En mars 2011, des lycéennes musulmanes convoquées par la directrice d’un lycée qui trouve leurs jupes… trop
longues
A l’automne 2010, exclusion d’une femme qui travaille
dans une crèche parce qu’elle porte le foulard. Une grande partie de la
gauche intellectuelle se mobilise contre... la femme.
En juin 2010, les autorités envisageaient sérieusement
de déchoir un citoyen musulman, certes peu recommandable, de sa
nationalité. Ce n’était hélas, pas possible.... Retour aux lois de Vichy sur les juifs ?
En septembre 2009, un livre, Aristote au Mont
Saint-Michel, promu par le chroniqueur du Monde, cherche à démontrer que
l’Europe ne doit rien à l’islam.
En juin 2009, l’Assemblée nationale ne trouve rien de
mieux à faire, en pleine crise économique, que de créer une commission sur
la burqa.
En septembre 2008, un « bobard » relayé par
tous les médias, dont Libération, explique qu’un tribunal n’a pas tenu session pour cause de… ramadan
L’Express consacre sa « Une »
(12-18 juin 2006) à « Islam, les vérités qui
dérangent », avec trois sous-titres, « Le Coran et la
violence », « Le sort des femmes », « La modernité impossible ? »
On pourrait continuer longtemps... « Unes » racoleuses,
incidents mineurs montés en épingle, déclarations indignées, etc., ont
alimenté l’idée du « on n’est plus chez
nous ». La droite comme la gauche ont largement capitulé
devant l’extrême droite. Le problème n’est pas seulement le score du
Front national, c’est aussi que les idées xénophobes
du FN polluent désormais le débat politique.

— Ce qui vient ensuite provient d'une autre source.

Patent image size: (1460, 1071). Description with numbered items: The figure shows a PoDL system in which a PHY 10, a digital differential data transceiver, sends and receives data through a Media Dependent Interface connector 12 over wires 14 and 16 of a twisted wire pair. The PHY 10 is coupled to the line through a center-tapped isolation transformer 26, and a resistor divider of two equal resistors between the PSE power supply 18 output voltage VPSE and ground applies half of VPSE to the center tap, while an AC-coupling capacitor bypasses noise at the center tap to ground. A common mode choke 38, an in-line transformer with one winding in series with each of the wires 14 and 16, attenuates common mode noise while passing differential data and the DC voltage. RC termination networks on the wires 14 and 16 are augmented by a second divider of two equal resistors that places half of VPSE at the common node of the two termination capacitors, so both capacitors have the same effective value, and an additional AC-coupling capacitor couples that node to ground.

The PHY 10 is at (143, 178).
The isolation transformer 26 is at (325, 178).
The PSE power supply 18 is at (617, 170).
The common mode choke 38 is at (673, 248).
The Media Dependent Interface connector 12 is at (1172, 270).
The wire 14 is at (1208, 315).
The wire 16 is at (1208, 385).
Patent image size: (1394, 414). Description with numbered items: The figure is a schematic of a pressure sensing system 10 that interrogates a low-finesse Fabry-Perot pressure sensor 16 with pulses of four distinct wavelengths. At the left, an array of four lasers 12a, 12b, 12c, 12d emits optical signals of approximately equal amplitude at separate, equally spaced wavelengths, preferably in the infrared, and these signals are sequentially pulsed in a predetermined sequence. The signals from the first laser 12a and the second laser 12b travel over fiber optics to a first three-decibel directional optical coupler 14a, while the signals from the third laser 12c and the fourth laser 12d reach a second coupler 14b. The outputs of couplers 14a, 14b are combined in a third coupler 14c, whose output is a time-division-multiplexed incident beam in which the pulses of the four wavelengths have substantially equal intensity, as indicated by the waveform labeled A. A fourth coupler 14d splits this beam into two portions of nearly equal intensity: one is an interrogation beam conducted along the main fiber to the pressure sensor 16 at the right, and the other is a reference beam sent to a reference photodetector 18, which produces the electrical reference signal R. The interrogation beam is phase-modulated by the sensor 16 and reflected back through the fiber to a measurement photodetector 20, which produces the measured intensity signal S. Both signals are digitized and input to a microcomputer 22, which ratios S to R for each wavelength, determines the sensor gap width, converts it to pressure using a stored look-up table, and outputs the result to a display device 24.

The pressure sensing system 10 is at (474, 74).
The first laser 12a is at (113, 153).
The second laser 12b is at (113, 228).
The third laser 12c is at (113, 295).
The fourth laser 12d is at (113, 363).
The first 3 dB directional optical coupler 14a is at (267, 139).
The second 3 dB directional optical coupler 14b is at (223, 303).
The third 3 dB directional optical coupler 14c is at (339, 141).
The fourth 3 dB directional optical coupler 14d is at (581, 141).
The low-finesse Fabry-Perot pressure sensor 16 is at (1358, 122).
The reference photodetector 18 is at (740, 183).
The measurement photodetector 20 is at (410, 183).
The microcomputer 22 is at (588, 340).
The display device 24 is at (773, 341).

Amnesty International vient de publier un rapport sur les discriminations religieuses en Europe et en France (Europe : les musulmans
victimes de discrimination parce qu’ils expriment leur foi). Souhaitons que le futur président les lise et prenne au sérieux les recommandations, plutôt que d’écouter les vents
mauvais de la xénophobie portés par le FN.